Assume a 10Mbps Ethernet has two nodes, A and B, connected by a 360m cable with three repeaters in between, and they each have one frame of 1,024 bits to send to each other. Further assume that the signal propagation speed across the cable is 2*10^8 m/sec, CSMA/CD uses back-off intervals of multiples of 512 bits, and each repeater will insert a store-and-forward delay equivalent to 20-bit transmission time. At time t=0, both A and B attempt to transmit. After the first collision, A draws K = 0 and B draws K = 1 in the exponential back-off protocol after sending the 48 bits jam signal.

What is the one-way propagation delay (including all repeater delays) between A and B in seconds? At what time is A's packet completely delivered at B?

Now suppose that only A has a packet to send and that the repeaters are replaced with switches. Suppose that each switch has an 8-bit processing delay in addition to a store-and-forward delay. At what time, in seconds, is A's packet delivered at B

Answer 1

Propagation delay  $T_p = \frac{360}{2  *  10^8} = 1.8 \mu s$

Store and Forward Delay $S_d = \frac{20}{10*10^6}=2\mu s$

Transmission time for a frame $T_t=102.4\mu s$

$(i)$ Total one way propagation delay $= T_p +3*S_d=7.8\mu s$

$(ii)$ both A and B transmit at $t = 0$ and at $t = 7.8\mu s$ both will know about the collision and after 48-bit jamming signal $i.e. 4.8\mu s$ both nodes will participate in back off algorithm.
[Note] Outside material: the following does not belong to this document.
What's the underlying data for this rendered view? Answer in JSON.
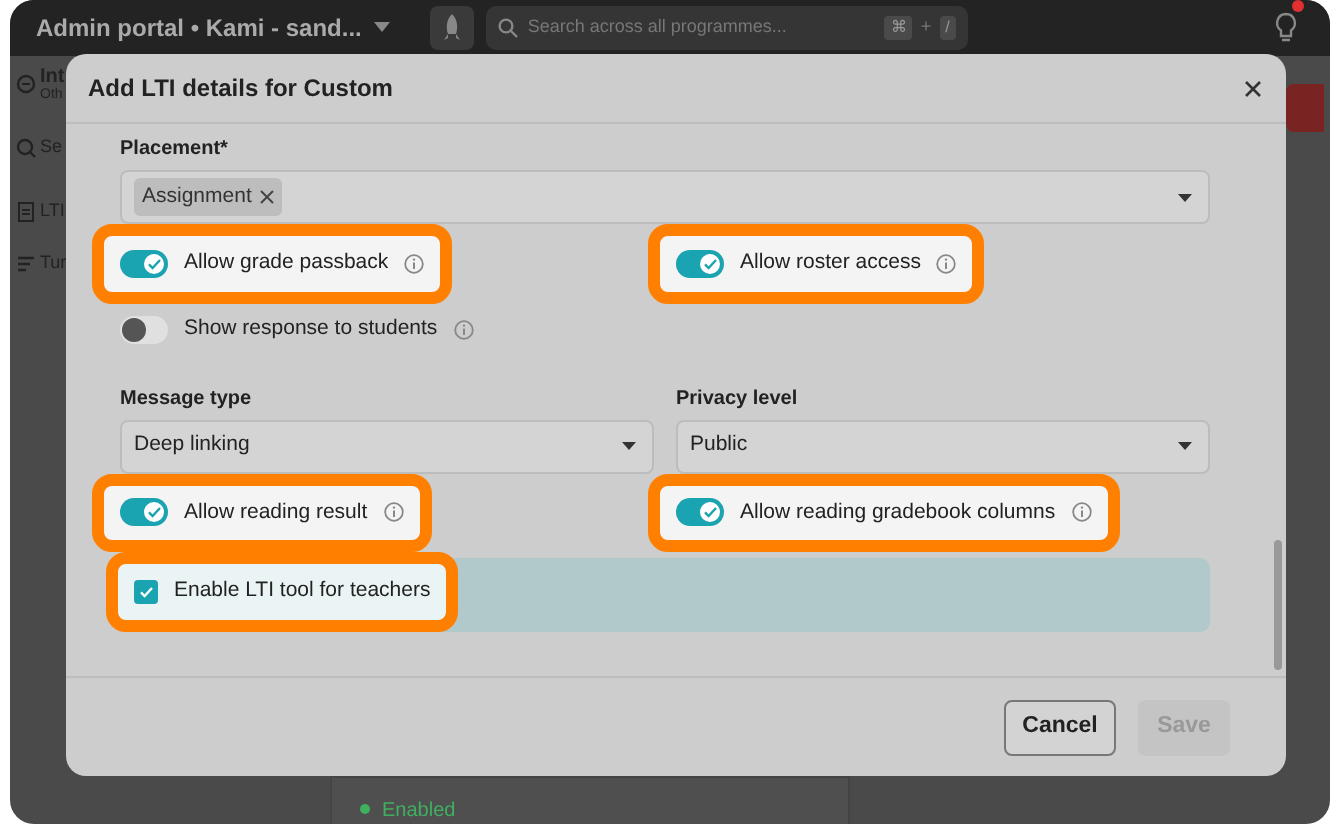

A transmits immediately as $K=0$

B waits for $51.2 \mu s$ as $K=1$

Time taken for A's frame to get delivered at B $= T_t + 7.8\mu s  + 4.8\mu s = 115\mu s$

$(iii)$ Processing delay $P_d = 0.8\mu s$

Total delay at switches $=3(P_d+S_d)=8.4\mu s$

Time taken for A's frame to get delivered at B $=T_t + T_p+8.4\mu s=112.6\mu s$

Comments

You specify that the “time taken for A's frame to get delivered at B =Tt+7.8μs+4.8μs=115μs.”  Should this interval also include the propagation time to send the jamming signal? IE.  the total should include an additional 7.8 microseconds.